At some point the Undigestible Man hears rumours that the drill bit is stuck, they can't seem to drill any deeper. This can happen for a number of reasons on real-life rigs, usually because the hole has started to collapse on itself and needs to be restabilized. The key to this is to dump tonnes of mixing powder down the hole at a regular rate, forming a kind of concrete casing around drill and piping. I did this a lot in my time there, sometimes for twelve hours a time, one 100lb bag every minute down the hole, hence my loss of smell. The Undigestible Man is doing this for weeks, months, maybe. He doesn't know what's going on in the hole to make it so unstable, but he catches whispers of it being bad. This badness is hard for him to discern, however, because he's generally pretty haunted at this point anyway. He sees things occasionally coming out of the hole. Human-like things, but more shadowy.

Anyway.

Eventually the Undigestible Man is told by his superiors that something has happened at the bottom of the hole, and somebody has to go down there to check it out. He's been elected. They've rigged up some kind of device to the drill piping so that one person can be transported down, crammed into a tiny receptacle with his knees pressed into his face and no light. The time it takes to travel down the hole is immeasurable. Not only is there no reference point to measure it by, but the hole is also immeasurably deep. During this time the Undigestible Man thinks about his entire life, and then spends even more time thinking about absolutely nothing.

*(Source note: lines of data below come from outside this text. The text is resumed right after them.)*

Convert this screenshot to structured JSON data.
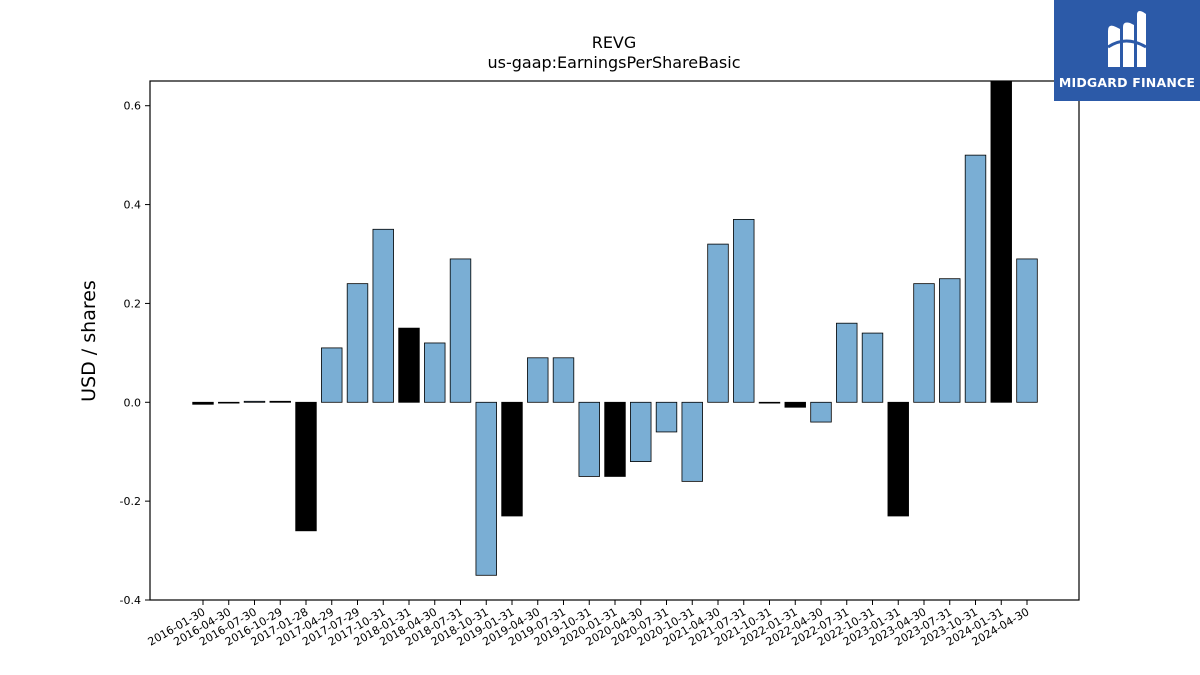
{
  "brand": {
    "name": "MIDGARD FINANCE",
    "color": "#2c5aa8"
  },
  "chart_data": {
    "type": "bar",
    "title": "REVG",
    "subtitle": "us-gaap:EarningsPerShareBasic",
    "ylabel": "USD / shares",
    "xlabel": "",
    "ylim": [
      -0.4,
      0.65
    ],
    "yticks": [
      -0.4,
      -0.2,
      0.0,
      0.2,
      0.4,
      0.6
    ],
    "grid": false,
    "colors": {
      "quarter": "#7aaed4",
      "annual": "#000000"
    },
    "categories": [
      "2016-01-30",
      "2016-04-30",
      "2016-07-30",
      "2016-10-29",
      "2017-01-28",
      "2017-04-29",
      "2017-07-29",
      "2017-10-31",
      "2018-01-31",
      "2018-04-30",
      "2018-07-31",
      "2018-10-31",
      "2019-01-31",
      "2019-04-30",
      "2019-07-31",
      "2019-10-31",
      "2020-01-31",
      "2020-04-30",
      "2020-07-31",
      "2020-10-31",
      "2021-04-30",
      "2021-07-31",
      "2021-10-31",
      "2022-01-31",
      "2022-04-30",
      "2022-07-31",
      "2022-10-31",
      "2023-01-31",
      "2023-04-30",
      "2023-07-31",
      "2023-10-31",
      "2024-01-31",
      "2024-04-30"
    ],
    "values": [
      -0.004,
      0.0,
      0.002,
      0.002,
      -0.26,
      0.11,
      0.24,
      0.35,
      0.15,
      0.12,
      0.29,
      -0.35,
      -0.23,
      0.09,
      0.09,
      -0.15,
      -0.15,
      -0.12,
      -0.06,
      -0.16,
      0.32,
      0.37,
      0.0,
      -0.01,
      -0.04,
      0.16,
      0.14,
      -0.23,
      0.24,
      0.25,
      0.5,
      0.65,
      0.29
    ],
    "annual": [
      true,
      false,
      false,
      true,
      true,
      false,
      false,
      false,
      true,
      false,
      false,
      false,
      true,
      false,
      false,
      false,
      true,
      false,
      false,
      false,
      false,
      false,
      false,
      true,
      false,
      false,
      false,
      true,
      false,
      false,
      false,
      true,
      false
    ]
  }
}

When he emerges, he finds himself in a dead world at the center of the Earth. Here he finds thousands of dead bodies, the shadowy-humanlike things he saw coming out of the hole. He doesn't know what they are (and I only have a vague idea myself), but he knows that he was responsible for their deaths, the toxic powder he'd pumped endlessly into their underground civilization. It's around here that he discovers the control room to the planet, now left vacant, its operators dead with the rest. And then he makes his final decision, which I think has stuck with me because it's about the darkest thing I can conceive of but still find morbidly interesting (as in, I can think of darker things, but they're more immediately repugnant and gross).

So there it is. Pretty dark. When I was first obsessed with this concept, I pretty quickly decided that it would be best for me to think about other things. But other stories that have emerged since then usually end up here. Given enough time they all do. I always hope the Undigestible Man will make a different decision, but the few times he has I think it's because I've forced his hand. Given his predicament, what other decision could he make? I've thought of one potential out, which has obsessed the mythology since I thought of it, but I'll get into it later.